Karim Khan, a civil party lawyer, urged the tribunal's five-judge panel to reject Duch's assertion that he had little choice but to carry out orders, saying Duch was "ideologically of the same mind" as the Khmer Rouge leaders.

The tribunal is seeking justice for the 1.7 million people, nearly a quarter of Cambodia's population, who died from execution, overwork or torture during the Khmer Rouge's agrarian revolution, which ended in the 1979 invasion by Vietnam.

"I am deeply remorseful of, and profoundly affected by, this destruction," Duch said. "I am solely and individually liable for the loss of at least 12,380 lives."

It is thought more than 14,000 were killed after passing through S-21. Only seven survived.

A verdict is expected by March, and Duch faces up to life in prison if convicted. A prosecutor said yesterday he should get 40 years. Cambodia does not have capital punishment.

Chum Mey, 79, a rare S-21survivor, said: "I want him to face up to 80 years or life in jail."

He was accused by the Khmer Rouge of working for the CIA before he was shackled, confined to a cell and tortured. He testified earlier in the year that his toenails had been torn off and he had nearly starved to death.

Now a born-again Christian, Duch has in the past expressed remorse for the S-21 victims, most of them tortured and forced to confess to spying and other crimes before they were bludgeoned to death at the "Killing Fields" execution sites.

But he appeared to take this further yesterday, telling the court packed with about 600 people, including some survivors of the regime, he would seek help to be recognised again as "part of humankind".

He said: "I am psychologically accountable to the entire Cambodian population for the souls of those who perished.

"May I plead with you to allow me to share with you my immense and enduring sorrow… in order to express my most excruciating remorse."

Prosecution lawyers say Duch had broad autonomy and did nothing to stop prison guards inflicting rampant torture. During 72 days of hearings, witnesses have spoken of beatings with metal pipes, electrocution, near-starvation, violent rape and prisoners being forced to eat their own excrement.

A defence lawyer said Duch had been unfairly singled out while nearly 200 other Khmer Rouge prison chiefs had never been arrested or brought before a judge, including some who had overseen prisons and camps where as many as 150,000 people were killed.

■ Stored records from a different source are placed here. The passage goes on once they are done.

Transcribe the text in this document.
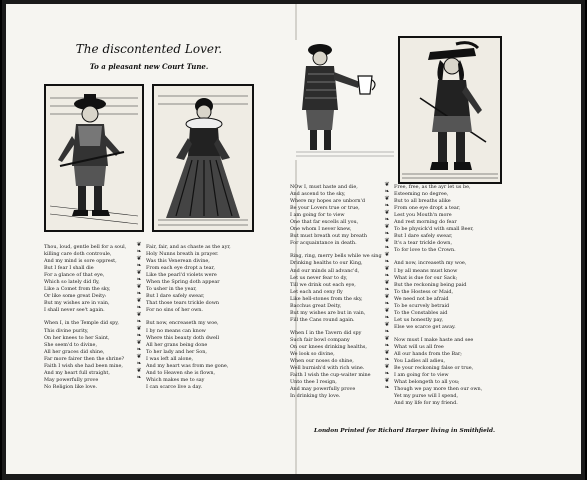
The discontented Lover.
To a pleasant new Court Tune.
Thou, loud, gentle bell for a soul,
killing care doth controule,
And my mind is sore opprest,
But I fear I shall die
For a glance of that eye,
Which so lately did fly,
Like a Comet from the sky,
Or like some great Deity:
But my wishes are in vain,
I shall never see't again.
When I, in the Temple did spy,
This divine purity,
On her knees to her Saint,
She seem'd to divine,
All her graces did shine,
Far more fairer then the shrine?
Faith I wish she had been mine,
And my heart full straight,
May powerfully prove
No Religion like love.
❦
❧
❦
❧
❦
❧
❦
❧
❦
❧
❦
❧
❦
❧
❦
❧
❦
❧
❦
❧
Fair, fair, and as chaste as the ayr,
Holy Nunns breath in prayer.
Was this Venerean divine,
From each eye dropt a tear,
Like the pearl'd violets were
When the Spring doth appear
To usher in the year,
But I dare safely swear,
That those tears trickle down
For no sins of her own.
But now, encreaseth my woe,
I by no means can know
Where this beauty doth dwell
All her grans being done
To her lady and her Son,
I was left all alone,
And my heart was from me gone,
And to Heaven she is flown,
Which makes me to say
I can scarce live a day.
NOw I, must haste and die,
And ascend to the sky,
Where my hopes are unborn'd
Be your Lovers true or true,
I am going for to view
One that far excells all you,
One whom I never knew,
But must breath out my breath
For acquaintance in death.
Ring, ring, merry bells while we sing
Drinking healths to our King,
And our minds all advanc'd,
Let us never fear to dy,
Till we drink out each eye,
Let each and ceny fly
Like hell-stones from the sky,
Bacchus great Deity,
But my wishes are but in vain,
Fill the Cans round again.
When I in the Tavern did spy
Such fair bowl company
On our knees drinking healths,
We look so divine,
When our noses do shine,
Well burnish'd with rich wine.
Faith I wish the cup-waiter mine
Unto thee I resign,
And may powerfully prove
In drinking thy love.
❦
❧
❦
❧
❦
❧
❦
❧
❦
❧
❦
❧
❦
❧
❦
❧
❦
❧
❦
❧
❦
❧
❦
❧
❦
❧
❦
❧
❦
❧
Free, free, as the ayr let us be,
Esteeming no degree,
But to all breaths alike
From one eye dropt a tear,
Lest you Mouth'n more
And rest morning do fear
To be physick'd with small Beer,
But I dare safely swear,
It's a tear trickle down,
To for love to the Crown.
And now, increaseth my woe,
I by all means must know
What is due for our Sack;
But the reckoning being paid
To the Hostess or Maid,
We need not be afraid
To be scurvely betraid
To the Constables aid
Let us honestly pay,
Else we scarce get away.
Now must I make haste and see
What will us all free
All our hands from the Bar;
You Ladies all adieu,
Be your reckoning false or true,
I am going for to view
What belongeth to all you;
Though we pay more then our own,
Yet my purse will I spend,
And my life for my friend.
London Printed for Richard Harper living in Smithfield.
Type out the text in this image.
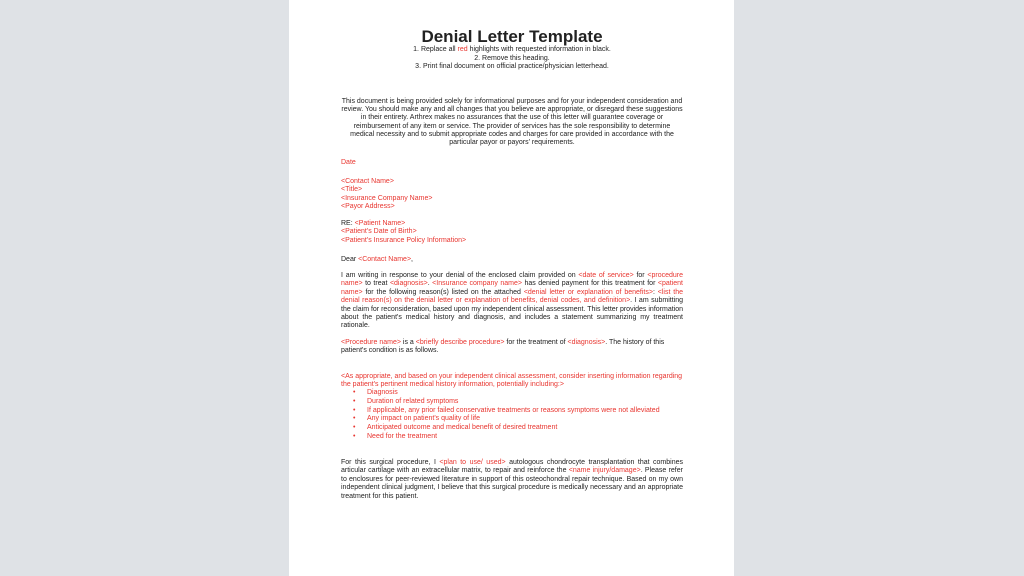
Denial Letter Template
1. Replace all red highlights with requested information in black.
2. Remove this heading.
3. Print final document on official practice/physician letterhead.
This document is being provided solely for informational purposes and for your independent consideration and review. You should make any and all changes that you believe are appropriate, or disregard these suggestions in their entirety. Arthrex makes no assurances that the use of this letter will guarantee coverage or reimbursement of any item or service. The provider of services has the sole responsibility to determine medical necessity and to submit appropriate codes and charges for care provided in accordance with the particular payor or payors' requirements.
Date
<Contact Name>
<Title>
<Insurance Company Name>
<Payor Address>
RE: <Patient Name>
<Patient's Date of Birth>
<Patient's Insurance Policy Information>
Dear <Contact Name>,
I am writing in response to your denial of the enclosed claim provided on <date of service> for <procedure name> to treat <diagnosis>. <Insurance company name> has denied payment for this treatment for <patient name> for the following reason(s) listed on the attached <denial letter or explanation of benefits>: <list the denial reason(s) on the denial letter or explanation of benefits, denial codes, and definition>. I am submitting the claim for reconsideration, based upon my independent clinical assessment. This letter provides information about the patient's medical history and diagnosis, and includes a statement summarizing my treatment rationale.
<Procedure name> is a <briefly describe procedure> for the treatment of <diagnosis>. The history of this patient's condition is as follows.
<As appropriate, and based on your independent clinical assessment, consider inserting information regarding the patient's pertinent medical history information, potentially including:>
•	Diagnosis
•	Duration of related symptoms
•	If applicable, any prior failed conservative treatments or reasons symptoms were not alleviated
•	Any impact on patient's quality of life
•	Anticipated outcome and medical benefit of desired treatment
•	Need for the treatment
For this surgical procedure, I <plan to use/ used> autologous chondrocyte transplantation that combines articular cartilage with an extracellular matrix, to repair and reinforce the <name injury/damage>. Please refer to enclosures for peer-reviewed literature in support of this osteochondral repair technique. Based on my own independent clinical judgment, I believe that this surgical procedure is medically necessary and an appropriate treatment for this patient.
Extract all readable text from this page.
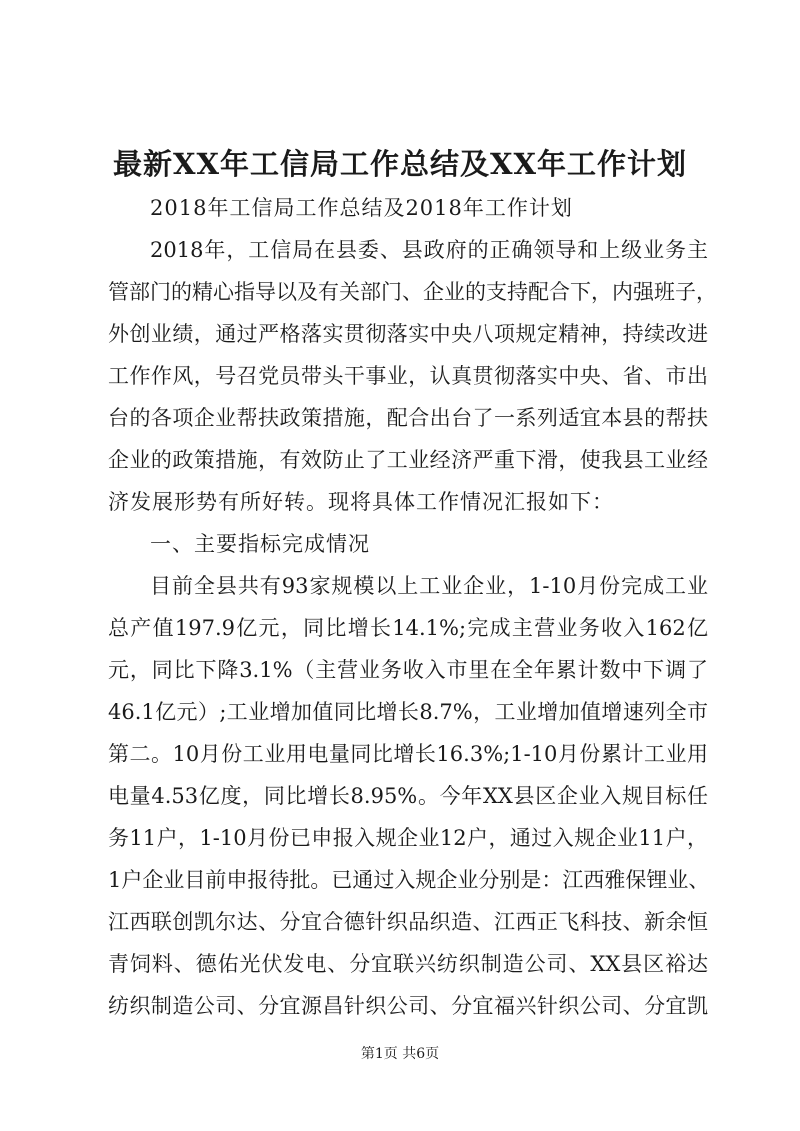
最新XX年工信局工作总结及XX年工作计划
2018年工信局工作总结及2018年工作计划
2018年，工信局在县委、县政府的正确领导和上级业务主
管部门的精心指导以及有关部门、企业的支持配合下，内强班子，
外创业绩，通过严格落实贯彻落实中央八项规定精神，持续改进
工作作风，号召党员带头干事业，认真贯彻落实中央、省、市出
台的各项企业帮扶政策措施，配合出台了一系列适宜本县的帮扶
企业的政策措施，有效防止了工业经济严重下滑，使我县工业经
济发展形势有所好转。现将具体工作情况汇报如下：
一、主要指标完成情况
目前全县共有93家规模以上工业企业，1-10月份完成工业
总产值197.9亿元，同比增长14.1%;完成主营业务收入162亿
元，同比下降3.1%（主营业务收入市里在全年累计数中下调了
46.1亿元）;工业增加值同比增长8.7%，工业增加值增速列全市
第二。10月份工业用电量同比增长16.3%;1-10月份累计工业用
电量4.53亿度，同比增长8.95%。今年XX县区企业入规目标任
务11户，1-10月份已申报入规企业12户，通过入规企业11户，
1户企业目前申报待批。已通过入规企业分别是：江西雅保锂业、
江西联创凯尔达、分宜合德针织品织造、江西正飞科技、新余恒
青饲料、德佑光伏发电、分宜联兴纺织制造公司、XX县区裕达
纺织制造公司、分宜源昌针织公司、分宜福兴针织公司、分宜凯
第1页 共6页
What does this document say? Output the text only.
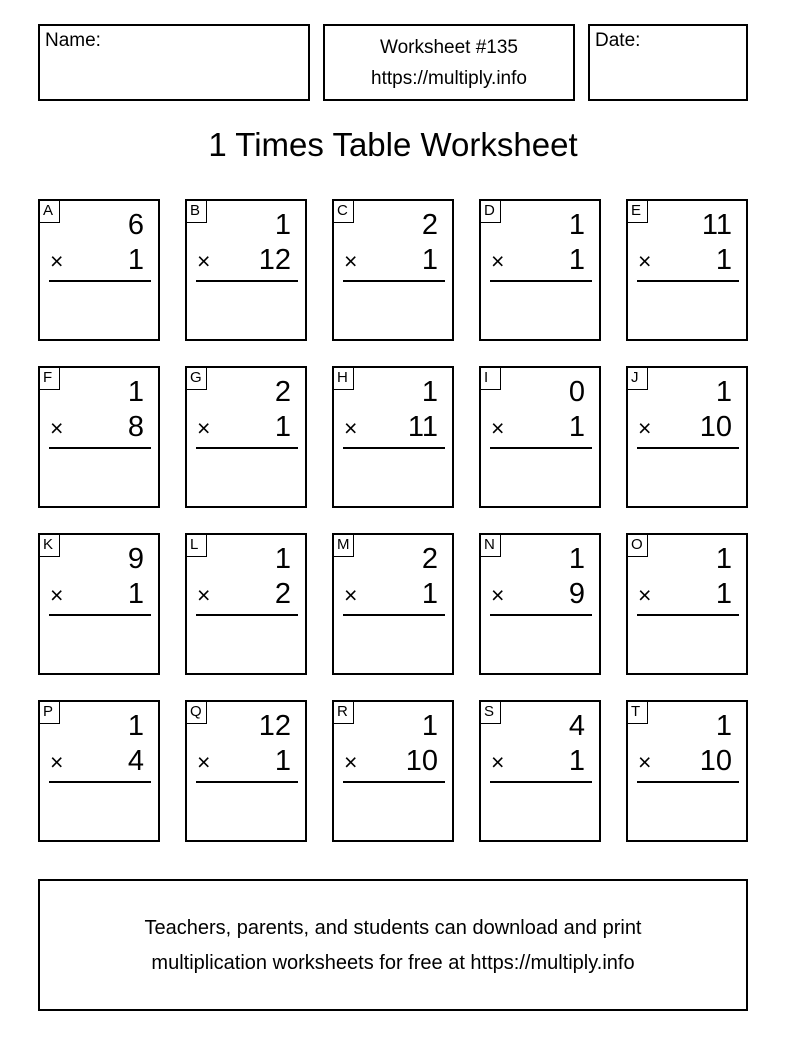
Name:	Worksheet #135
https://multiply.info
Date:
1 Times Table Worksheet
A	6
× 1
B	1
× 12
C	2
× 1
D	1
× 1
E 11
× 1
F	1
× 8
G	2
× 1
H	1
× 11
I	0
× 1
J	1
× 10
K	9
× 1
L	1
× 2
M 2
× 1
N	1
× 9
O	1
× 1
P	1
× 4
Q 12
× 1
R	1
× 10
S	4
× 1
T	1
× 10
Teachers, parents, and students can download and print
multiplication worksheets for free at https://multiply.info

"They have to be brought before the court," he said. "Only then will justice be done."

Four other senior Khmer Rouge cadres are in custody awaiting trial. They are former president Khieu Samphan, former foreign minister Ieng Sary, his wife Khieu Thirith and "Brother Number Two" Nuon Chea. Unlike Duch, they have not publicly apologised.

Pol Pot, the architect of the Khmer Rouge's "Year Zero" peasant revolution, was captured in 1997 and died in April 1998.

The panel of three Cambodian and two foreign judges – known as the Extraordinary Chambers in the Courts of Cambodia – requires four to agree on a verdict.